Closing Without an Attorney Involved

5 Replies

I am in the midst of a purchase and an old school seller says he doe not want attorneys involved. I informed him we would still be getting title insurance and running a title search and he was okay since that was coming out of my pocket. From there though I am very unsure of everything. Would we not go to closing? How would the transfer tax split still be paid for? He mentioned anyone can record the deed and that part makes ssense. I believe I would just send the proper documents to the courthouse for recording thus avoiding all recording fees.

Can the more experienced investors of the Bigger Pockets community help me with any advice? I would really appreciate it.

I do not believe the seller is acting shady or mischievous in any way. I just believe he is unfamiliar with how things are done with this action nowadays.

Any input would be greatly appreciated.



Pittsburgh , Allegheny County ,Pennsylvania

I had a seller do that also. I walked away.

He wanted cash for a deed.

Could you use a closing company instead of a lawyer? If yes, I can refer a local closing company. They are not lawyers and they will do all the work.

I would look into the real reason he does not want to use an attorney. If its money, get a title co. and pay for any extras they may charge if it fits in your budget. I would be careful with anyone trying to do something "on the side" although it can all be done its best to have a 3rd party involved thats in your interest IMO.

I'm waiting for Bill to chime in and tell you that the government somehow requires such and such. But, you can do a closing yourself if there's no loan involved. You can hire an attorney to do a title search and provide you with title insurance commitment prior to the closing, and then have a title company to close it for you. Or you could close it yourself, filling out the HUD-1 (it's not that complicated). Take the deed to the courthouse and record it and pay the transfer taxes and such. You could also have your attorney prepare the deed for you prior to the closing. You may need someone to notarize it. Anyway, it can be done. Seek legal advice from your attorney though, as I am not an attorney, and didn't play one on TV.

Jarred I believe that he's trying to convey the property to you via a quitclaim deed. Things like tax prorations, water/sewer escrows, title insurance etc usually get thrown out the window when these types of transactions happen.

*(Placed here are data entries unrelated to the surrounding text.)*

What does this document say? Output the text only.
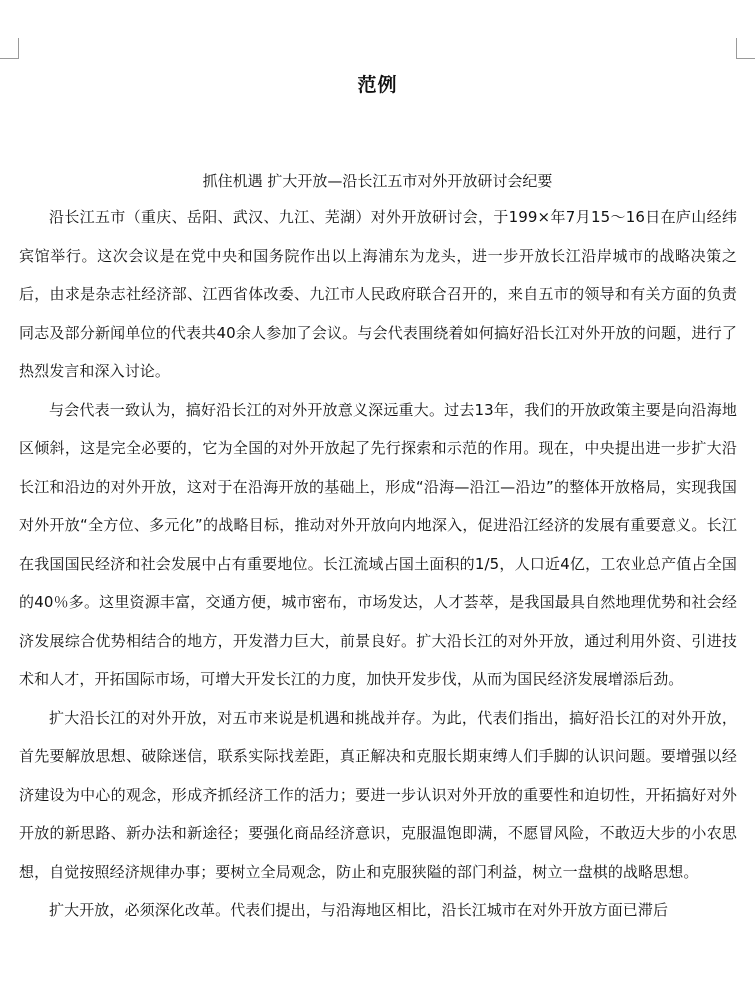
范例
抓住机遇 扩大开放—沿长江五市对外开放研讨会纪要

沿长江五市（重庆、岳阳、武汉、九江、芜湖）对外开放研讨会，于199×年7月15～16日在庐山经纬宾馆举行。这次会议是在党中央和国务院作出以上海浦东为龙头，进一步开放长江沿岸城市的战略决策之后，由求是杂志社经济部、江西省体改委、九江市人民政府联合召开的，来自五市的领导和有关方面的负责同志及部分新闻单位的代表共40余人参加了会议。与会代表围绕着如何搞好沿长江对外开放的问题，进行了热烈发言和深入讨论。

与会代表一致认为，搞好沿长江的对外开放意义深远重大。过去13年，我们的开放政策主要是向沿海地区倾斜，这是完全必要的，它为全国的对外开放起了先行探索和示范的作用。现在，中央提出进一步扩大沿长江和沿边的对外开放，这对于在沿海开放的基础上，形成“沿海—沿江—沿边”的整体开放格局，实现我国对外开放“全方位、多元化”的战略目标，推动对外开放向内地深入，促进沿江经济的发展有重要意义。长江在我国国民经济和社会发展中占有重要地位。长江流域占国土面积的1/5，人口近4亿，工农业总产值占全国的40％多。这里资源丰富，交通方便，城市密布，市场发达，人才荟萃，是我国最具自然地理优势和社会经济发展综合优势相结合的地方，开发潜力巨大，前景良好。扩大沿长江的对外开放，通过利用外资、引进技术和人才，开拓国际市场，可增大开发长江的力度，加快开发步伐，从而为国民经济发展增添后劲。

扩大沿长江的对外开放，对五市来说是机遇和挑战并存。为此，代表们指出，搞好沿长江的对外开放，首先要解放思想、破除迷信，联系实际找差距，真正解决和克服长期束缚人们手脚的认识问题。要增强以经济建设为中心的观念，形成齐抓经济工作的活力；要进一步认识对外开放的重要性和迫切性，开拓搞好对外开放的新思路、新办法和新途径；要强化商品经济意识，克服温饱即满，不愿冒风险，不敢迈大步的小农思想，自觉按照经济规律办事；要树立全局观念，防止和克服狭隘的部门利益，树立一盘棋的战略思想。

扩大开放，必须深化改革。代表们提出，与沿海地区相比，沿长江城市在对外开放方面已滞后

You are best to tell him that you want a traditional closing with a settlement company and that you will pay all the closing costs. More than likely he just doesn't want to pay these costs. The only other probability is that he's trying to get something over on you, like stick you with delinquent property taxes or some other lien or cloud on the title. Personally, if I couldn't get him to agree with Door #1 I'd assume he's up to something funny and walk away.